5 ORACLE WAREHOUSE BUILDER-- good market

What is Cube?

Answer-1:
An OLAP cube is a data structure that allows fast analysis of data The arrangement of data into cubes overcomes a limitation of relational databases.

Answer-2:
In database theory, an OLAP cube is an abstract representation of a projection of an RDBMS relation. Given a relation of order N, consider a projection that subtends X, Y, and Z as the key and W as the residual attribute. Characterizing this as a function,

W : (X,Y,Z) → W,

the attributes X, Y, and Z correspond to the axes of the cube, while the W value into which each ( X, Y, Z ) triple maps corresponds to the data element that populates each cell of the cube.

What is fact?

Answer-1:
Facts in data warehousing are numerical values which helps to evaluate the analysis. Sales quantity, number of days, Sales amount etc are all example of facts.

What is dimension?

Answer-1:
Dimensions in data warehousing refer to the attributes by which the facts are analysed. Region, customer, productnames etc are all examples of dimensions.

What is heirarchy?

Answer-1:
Each of the elements of a dimension could be summarized using a hierarchy. The hierarchy is a series of parent-child relationships, typically where a parent member represents the consolidation of the members which are its children. Parent members can be further aggregated as the children of another parent.

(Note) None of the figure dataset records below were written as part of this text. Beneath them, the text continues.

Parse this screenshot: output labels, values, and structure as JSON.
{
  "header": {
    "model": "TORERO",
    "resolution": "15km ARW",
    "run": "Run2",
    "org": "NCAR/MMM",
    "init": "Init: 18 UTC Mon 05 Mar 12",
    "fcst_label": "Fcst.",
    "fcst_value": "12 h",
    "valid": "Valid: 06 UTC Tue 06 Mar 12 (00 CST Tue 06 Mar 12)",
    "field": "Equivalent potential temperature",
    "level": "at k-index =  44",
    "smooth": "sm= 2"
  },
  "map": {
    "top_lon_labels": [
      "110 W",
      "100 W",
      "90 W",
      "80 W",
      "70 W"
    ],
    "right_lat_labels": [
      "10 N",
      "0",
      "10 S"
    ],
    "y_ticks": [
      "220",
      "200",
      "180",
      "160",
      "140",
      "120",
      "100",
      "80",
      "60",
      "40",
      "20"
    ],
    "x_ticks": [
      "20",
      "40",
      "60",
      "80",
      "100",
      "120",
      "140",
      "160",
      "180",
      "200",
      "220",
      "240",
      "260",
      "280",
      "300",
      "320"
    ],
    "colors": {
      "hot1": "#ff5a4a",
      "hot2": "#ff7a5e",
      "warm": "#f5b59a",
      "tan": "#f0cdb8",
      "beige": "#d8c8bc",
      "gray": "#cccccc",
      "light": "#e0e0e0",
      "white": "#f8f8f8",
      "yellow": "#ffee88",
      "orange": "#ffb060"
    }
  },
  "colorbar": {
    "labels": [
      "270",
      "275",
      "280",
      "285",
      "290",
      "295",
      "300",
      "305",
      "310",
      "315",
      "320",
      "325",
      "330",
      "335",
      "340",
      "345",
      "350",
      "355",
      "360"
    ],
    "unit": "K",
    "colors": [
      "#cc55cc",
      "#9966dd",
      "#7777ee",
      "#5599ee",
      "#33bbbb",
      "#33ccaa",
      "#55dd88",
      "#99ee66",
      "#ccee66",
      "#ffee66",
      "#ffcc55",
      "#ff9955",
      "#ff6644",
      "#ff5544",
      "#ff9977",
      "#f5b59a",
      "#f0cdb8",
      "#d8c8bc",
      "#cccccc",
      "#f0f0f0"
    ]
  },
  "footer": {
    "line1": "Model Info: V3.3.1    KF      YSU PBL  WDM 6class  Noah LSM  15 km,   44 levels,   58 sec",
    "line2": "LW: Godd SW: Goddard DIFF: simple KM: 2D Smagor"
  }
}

For example May 2005 could be summarized into Second Quarter 2005 which in turn would be summarized in the Year 2005. Similarly the cities could be summarized into regions, countries and then global regions etc.

What is star schema?

Answer-1:
The star schema (sometimes referenced as star join schema) is the simplest style of data warehouse schema, consisting of a few "fact tables" (possibly only one, justifying the name) referencing any number of "dimension tables". The "facts" that the data warehouse helps analyze are classified along different "dimensions": the fact tables hold the main data, while the usually smaller dimension tables describe each value of a dimension and can be joined to fact tables as needed.

What is snowflake schema?

Answer-1:
A snowflake schema is a way of arranging tables in a relational database such that the entity relationship diagram resembles a snowflake in shape. At the center of the schema are fact tables which are connected to multiple dimensions. When the dimensions consist of only single tables, you have the simpler star schema. When the dimensions are more elaborate, having multiple levels of tables, and where child tables have multiple parent tables ("forks in the road"), a complex snowflake starts to take shape. Generally, whether a snowflake or a star schema is used only affects the dimensional tables. The fact table is unchanged.

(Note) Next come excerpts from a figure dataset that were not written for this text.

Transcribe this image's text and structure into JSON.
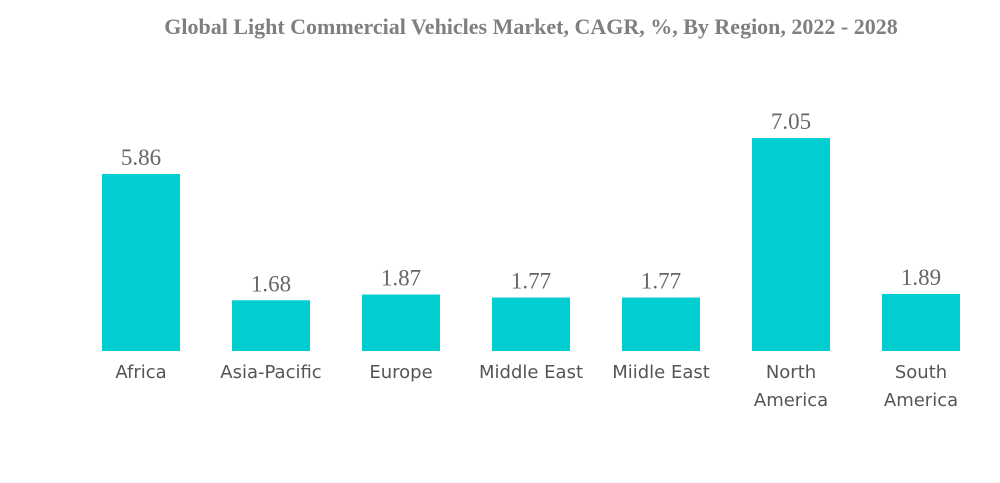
{
  "chart_data": {
    "type": "bar",
    "title": "Global Light Commercial Vehicles Market, CAGR, %, By Region, 2022 - 2028",
    "categories": [
      "Africa",
      "Asia-Pacific",
      "Europe",
      "Middle East",
      "Miidle East",
      "North America",
      "South America"
    ],
    "values": [
      5.86,
      1.68,
      1.87,
      1.77,
      1.77,
      7.05,
      1.89
    ],
    "xlabel": "",
    "ylabel": "",
    "ylim": [
      0,
      7.5
    ],
    "grid": false,
    "data_labels": true,
    "bar_color": "#00CED1"
  }
}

What is slowly chanding dimension?

Answer-1:
Dimension is a term in data management and data warehousing that refers to logical groupings of data such as geographical location, customer information, or product information. Slowly Changing Dimensions (SCD) are dimensions that have data that slowly changes.

Explain different types of SCD?

Answer-1:

There are mainly 3 different types in SCD.
Type-1: The Type 1 methodology overwrites old data with new data, and therefore does not track historical data at all. This is most appropriate when correcting certain types of data errors, such as the spelling of a name. (Assuming you won't ever need to know how it used to be misspelled in the past.)

Type-2: The Type 2 method tracks historical data by creating multiple records in the dimensional tables with separate keys. With Type 2, we have unlimited history preservation as a new record is inserted each time a change is made.

Type-3: The Type 3 method track changes using separate columns. Whereas Type 2 had unlimited history preservation, Type 3 has limited history preservation, as it's limited to the number of columns we designate for storing historical data.